Maior, mais potente e com visão infravermelha, telescópio James Webb pode desvendar as origens do universo

Duas décadas depois do prazo inicialmente previsto, o telescópio espacial James Webb (JWST, na sigla em inglês) será lançado ao espaço. Desenvolvido conjuntamente pelas agências espaciais americana, NASA, canadense, CSA, e europeia, ESA, o novo equipamento é três vezes maior do que o Hubble, que está há 31 anos viajando pelo espaço.

O JWST vai possibilitar saber como era o universo há 100 milhões de anos. O telescópio, que já consumiu investimentos de quase US$ 10 bilhões, consegue enxergar objetos, como estrelas, galáxias e exoplanetas, muito distantes no espaço. Assim, os astrônomos conseguirão explorar cada fase da história cósmica, desde o sistema solar até as galáxias mais distantes do universo, o que deve trazer grande avanço no que está catalogado sobre as origens do universo.
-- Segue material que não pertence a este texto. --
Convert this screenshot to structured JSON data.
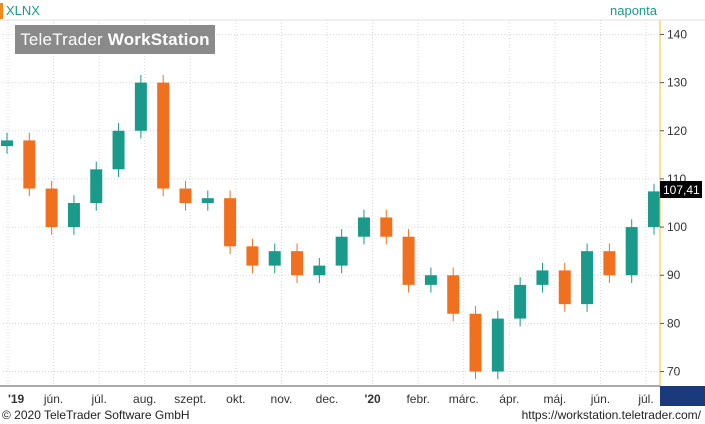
{
  "header": {
    "ticker": "XLNX",
    "period": "naponta"
  },
  "watermark": {
    "brand_regular": "TeleTrader ",
    "brand_bold": "WorkStation"
  },
  "footer": {
    "copyright": "© 2020 TeleTrader Software GmbH",
    "url": "https://workstation.teletrader.com/"
  },
  "colors": {
    "up": "#1a9a8a",
    "down": "#f07020",
    "last_price_bg": "#000000",
    "y_axis_line": "#f0c020",
    "grid": "#d8d8d8"
  },
  "chart_data": {
    "type": "candlestick",
    "title": "",
    "xlabel": "",
    "ylabel": "",
    "ylim": [
      67,
      143
    ],
    "y_ticks": [
      70,
      80,
      90,
      100,
      110,
      120,
      130,
      140
    ],
    "x_ticks": [
      "'19",
      "jún.",
      "júl.",
      "aug.",
      "szept.",
      "okt.",
      "nov.",
      "dec.",
      "'20",
      "febr.",
      "márc.",
      "ápr.",
      "máj.",
      "jún.",
      "júl."
    ],
    "last_price": "107,41",
    "grid": true,
    "series": [
      {
        "dates": [
          "2019-05-01",
          "2019-05-15",
          "2019-06-01",
          "2019-06-15",
          "2019-07-01",
          "2019-07-15",
          "2019-08-01",
          "2019-08-15",
          "2019-09-01",
          "2019-09-15",
          "2019-10-01",
          "2019-10-15",
          "2019-11-01",
          "2019-11-15",
          "2019-12-01",
          "2019-12-15",
          "2020-01-01",
          "2020-01-15",
          "2020-02-01",
          "2020-02-15",
          "2020-03-01",
          "2020-03-15",
          "2020-04-01",
          "2020-04-15",
          "2020-05-01",
          "2020-05-15",
          "2020-06-01",
          "2020-06-15",
          "2020-07-01",
          "2020-07-15"
        ],
        "close": [
          118,
          108,
          100,
          105,
          112,
          120,
          130,
          108,
          105,
          106,
          96,
          92,
          95,
          90,
          92,
          98,
          102,
          98,
          88,
          90,
          82,
          70,
          81,
          88,
          91,
          84,
          95,
          90,
          100,
          107.41
        ]
      }
    ]
  }
}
“Segundo os especialistas da NASA, o JWST vai mudar radicalmente o que sabemos sobre a origem do universo”, diz Arie Halpern, especialista em tecnologias disruptivas. Um dos principais diferenciais é que o James Webb só capta imagens em infravermelho, radiação que não é visível ou detectável por meio do telescópio Hubble.

Como a luz infravermelha tem um comprimento de onda mais longo, poderemos olhar mais para trás no tempo. Será possível enxergar a poeira que se forma ao redor das estrelas em que os planetas se formam, assim como as galáxias mais distantes, as primeiras que surgiram no universo e que até hoje não podem ser vistas.

Outra característica fundamental é um “escudo” protetor solar que tem as dimensões de uma quadra de tênis oficial, pois o equipamento precisa suportar temperaturas muito baixas de até menos 200 graus centígrados.

1,5 milhão de quilômetros da Terra

O lançamento será feito na Guiana Francesa, na América do Sul. Para chegar até a base de lançamento da agência europeia, o telescópio viajou por 16 dias num contêiner com 30 metros de comprimento. A previsão é que o James Webb leve seis meses a bordo do foguete Ariane 5 para chegar até o ponto Lagrande Terra-Sol L2, que fica a 1,5 milhão de quilômetros da Terra.

O JWST não é o primeiro telescópio da Nasa que consegue captar imagens em infravermelho. O Spitzer, em órbita desde 2013 e aposentado em janeiro do ano passado, também conseguia fazer isso, mas o espelho primário do James Webb é quase 60 vezes maior. Sua vida útil, limitada pela quantidade de combustível usado para manter a órbita, está estimada em dez anos.

O projeto do novo telescópio começou em 1996 e inicialmente previa o lançamento ao espaço em 2007. Problemas detectados durante os testes de montagem de lançamento acabaram provocando sucessivos adiamentos.

Durante o lançamento, a espaçonave é submetida à uma variedade de forças mecânicas, vibrações, mudanças de temperatura e radiação eletromagnética. Todas as avaliações técnicas realizadas pela Arianespace sobre os aspectos-chave da missão, incluindo a trajetória de lançamento e separação de carga útil, mostraram resultados positivos.

O telescópio Webb talvez não seja capaz de mostrar de forma definitiva se há vida em algum planeta, mas ele certamente possibilitará mapear o espaço com mais detalhes e, quem sabe, identificar oceanos ou outros aspectos que nos levem mais longe na exploração e na compreensão do espaço.